A morte do guitarrista e compositor Tom Verlaine suscitou um interesse inaudito em certos media nacionais, com os obituários.
No Observador, João Bonifácio desencantou uma introdução bizarra à história que contou acerca do falecido, com um putativo jogo de setas com Scott Walker, também já desaparecido. Não percebo onde foi buscar a inspiração nem o sentido da fábula. Não é Nick Kent quem quer.
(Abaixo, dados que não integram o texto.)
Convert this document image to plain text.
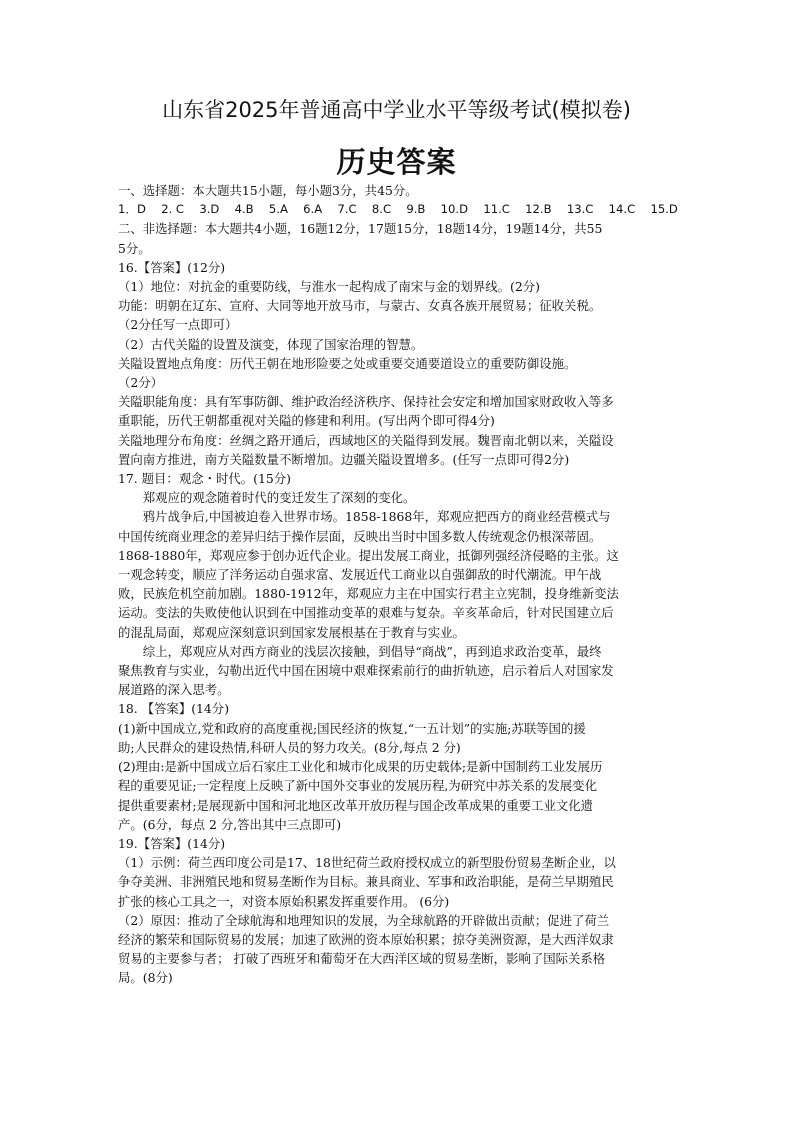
山东省2025年普通高中学业水平等级考试(模拟卷)
历史答案

一、选择题：本大题共15小题，每小题3分，共45分。

1．D 2. C 3.D 4.B 5.A 6.A 7.C 8.C 9.B 10.D 11.C 12.B 13.C 14.C 15.D

二、非选择题：本大题共4小题，16题12分，17题15分，18题14分，19题14分，共55

5分。

16.【答案】(12分)

（1）地位：对抗金的重要防线，与淮水一起构成了南宋与金的划界线。(2分)

功能：明朝在辽东、宣府、大同等地开放马市，与蒙古、女真各族开展贸易；征收关税。

（2分任写一点即可）

（2）古代关隘的设置及演变，体现了国家治理的智慧。

关隘设置地点角度：历代王朝在地形险要之处或重要交通要道设立的重要防御设施。

（2分）

关隘职能角度：具有军事防御、维护政治经济秩序、保持社会安定和增加国家财政收入等多

重职能，历代王朝都重视对关隘的修建和利用。(写出两个即可得4分)

关隘地理分布角度：丝绸之路开通后，西域地区的关隘得到发展。魏晋南北朝以来，关隘设

置向南方推进，南方关隘数量不断增加。边疆关隘设置增多。(任写一点即可得2分)

17. 题目：观念・时代。(15分)

郑观应的观念随着时代的变迁发生了深刻的变化。

鸦片战争后,中国被迫卷入世界市场。1858-1868年，郑观应把西方的商业经营模式与

中国传统商业理念的差异归结于操作层面，反映出当时中国多数人传统观念仍根深蒂固。

1868-1880年，郑观应参于创办近代企业。提出发展工商业，抵御列强经济侵略的主张。这

一观念转变，顺应了洋务运动自强求富、发展近代工商业以自强御敌的时代潮流。甲午战

败，民族危机空前加剧。1880-1912年，郑观应力主在中国实行君主立宪制，投身维新变法

运动。变法的失败使他认识到在中国推动变革的艰难与复杂。辛亥革命后，针对民国建立后

的混乱局面，郑观应深刻意识到国家发展根基在于教育与实业。

综上，郑观应从对西方商业的浅层次接触，到倡导“商战”，再到追求政治变革，最终

聚焦教育与实业，勾勒出近代中国在困境中艰难探索前行的曲折轨迹，启示着后人对国家发

展道路的深入思考。

18. 【答案】(14分)

(1)新中国成立,党和政府的高度重视;国民经济的恢复,“一五计划”的实施;苏联等国的援

助;人民群众的建设热情,科研人员的努力攻关。(8分,每点 2 分)

(2)理由:是新中国成立后石家庄工业化和城市化成果的历史载体;是新中国制药工业发展历

程的重要见证;一定程度上反映了新中国外交事业的发展历程,为研究中苏关系的发展变化

提供重要素材;是展现新中国和河北地区改革开放历程与国企改革成果的重要工业文化遗

产。(6分，每点 2 分,答出其中三点即可)

19.【答案】(14分)

（1）示例：荷兰西印度公司是17、18世纪荷兰政府授权成立的新型股份贸易垄断企业，以

争夺美洲、非洲殖民地和贸易垄断作为目标。兼具商业、军事和政治职能，是荷兰早期殖民

扩张的核心工具之一，对资本原始积累发挥重要作用。 (6分)

（2）原因：推动了全球航海和地理知识的发展，为全球航路的开辟做出贡献；促进了荷兰

经济的繁荣和国际贸易的发展；加速了欧洲的资本原始积累；掠夺美洲资源，是大西洋奴隶

贸易的主要参与者； 打破了西班牙和葡萄牙在大西洋区域的贸易垄断，影响了国际关系格

局。(8分)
O crítico escreve depois esta coisa extraordinária, sobre o disco Marquee Moon e Tom Verlaine: "Mas grande disco não chega para definir Marquee Moon, a obra de estreia dos Television, banda que Verlaine liderou e que por si só definiu todo o indie-rock que se seguiu e a forma de usar a guitarra elétrica no rock. E se duvidam da ideia perguntem-se: quantas pessoas no rock tocam hoje como Clapton ou Jeff Beck. Exato: nenhuma. Porque tentam todas tocar como Verlaine – e não conseguem."
E não poupa nos ditirambos ao disco saído em Fevereiro de 1977: " simultamente complexo e melódico, sofisticadíssimo e conhecedor do passado, revolucionário e cantarolável, improvisado e revisto até à obsessão, a obra de um perfeccionista".
Será que acha mesmo o estilo guitarrístico de Tom Verlaine fundamental para o futuro do rock, contado a partir do ano de 1977 e desse disco em particular?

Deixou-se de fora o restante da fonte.